Impairment is usually not something that can be “treated” or “cured” through health services, although rehabilitation services may be helpful for some people.

Impairment comes about in many ways, including birth, illness, accident and ageing – and it has always been a normal part of human life.

However, social attitudes play a large part. People function differently, but some differences tend to be socially valued, such as the abnormal physical function of athletes, while others are not valued, like using methods of communication other than speech.
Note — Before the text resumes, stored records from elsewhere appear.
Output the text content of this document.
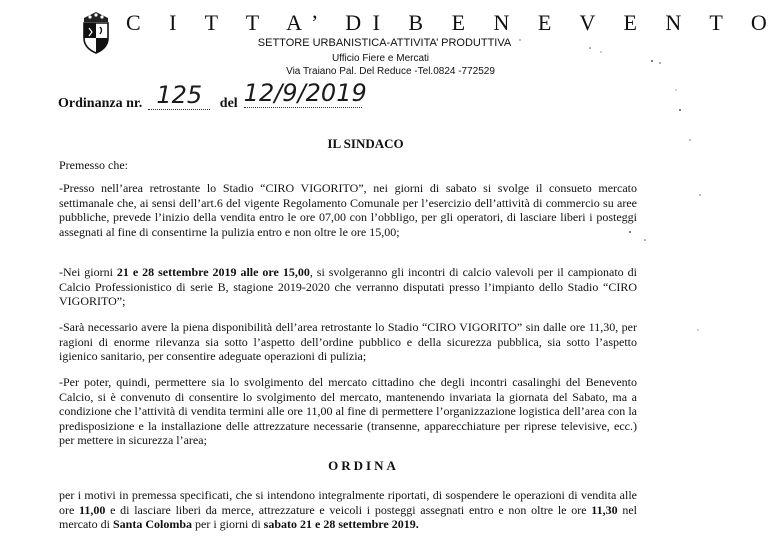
C I T T A’ DI B E N E V E N T O
SETTORE URBANISTICA-ATTIVITA’ PRODUTTIVA
Ufficio Fiere e Mercati
Via Traiano Pal. Del Reduce -Tel.0824 -772529
Ordinanza nr. 125 del 12/9/2019
IL SINDACO
Premesso che:
-Presso nell’area retrostante lo Stadio “CIRO VIGORITO”, nei giorni di sabato si svolge il consueto mercato settimanale che, ai sensi dell’art.6 del vigente Regolamento Comunale per l’esercizio dell’attività di commercio su aree pubbliche, prevede l’inizio della vendita entro le ore 07,00 con l’obbligo, per gli operatori, di lasciare liberi i posteggi assegnati al fine di consentirne la pulizia entro e non oltre le ore 15,00;
-Nei giorni 21 e 28 settembre 2019 alle ore 15,00, si svolgeranno gli incontri di calcio valevoli per il campionato di Calcio Professionistico di serie B, stagione 2019-2020 che verranno disputati presso l’impianto dello Stadio “CIRO VIGORITO”;
-Sarà necessario avere la piena disponibilità dell’area retrostante lo Stadio “CIRO VIGORITO” sin dalle ore 11,30, per ragioni di enorme rilevanza sia sotto l’aspetto dell’ordine pubblico e della sicurezza pubblica, sia sotto l’aspetto igienico sanitario, per consentire adeguate operazioni di pulizia;
-Per poter, quindi, permettere sia lo svolgimento del mercato cittadino che degli incontri casalinghi del Benevento Calcio, si è convenuto di consentire lo svolgimento del mercato, mantenendo invariata la giornata del Sabato, ma a condizione che l’attività di vendita termini alle ore 11,00 al fine di permettere l’organizzazione logistica dell’area con la predisposizione e la installazione delle attrezzature necessarie (transenne, apparecchiature per riprese televisive, ecc.) per mettere in sicurezza l’area;
ORDINA
per i motivi in premessa specificati, che si intendono integralmente riportati, di sospendere le operazioni di vendita alle ore 11,00 e di lasciare liberi da merce, attrezzature e veicoli i posteggi assegnati entro e non oltre le ore 11,30 nel mercato di Santa Colomba per i giorni di sabato 21 e 28 settembre 2019.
Human rights models are one way to understand that.

Impairment does not ’cause’ disability – any more than race causes racism.

A high degree of impairment (such as total blindness) does not necessarily correlate with a high degree of disability across different settings (like work, home, transport, communication, civic participation).

Disability is experienced when a person with impairments interacts with settings that have not anticipated diverse needs.

People are resourceful and adaptable, but there are limits to our ability to influence our surroundings. Often those most affected by barriers are least able to remove them.

Rather than seeking to “fix” people, it makes more sense to design and manage all settings so that they meet everyone’s needs, and to remove barriers that prevent people being able to contribute and participate on a fair footing.

This approach is reflected throughout the New Zealand Disability Strategy (2001) and in the New Zealand-influenced United Nations Convention on the Rights of Persons With Disabilities (2006).

The Convention’s Preamble says:

“…disability results from the interaction between persons with impairments and attitudinal and environmental barriers that hinders their full and effective participation in society on an equal basis with others.”

The New Zealand Disability Strategy puts it like this:

“Disability is the process which happens when one group of people create barriers by designing a world only for their way of living, taking no account of the impairments other people have. Our society is built in a way that assumes that we can all move quickly from one side of the road to the other; that we can all see signs, read directions, hear announcements, reach buttons, have the strength to open heavy doors and have stable moods and perceptions.”

I’m interested in hearing how you understand and explain disability.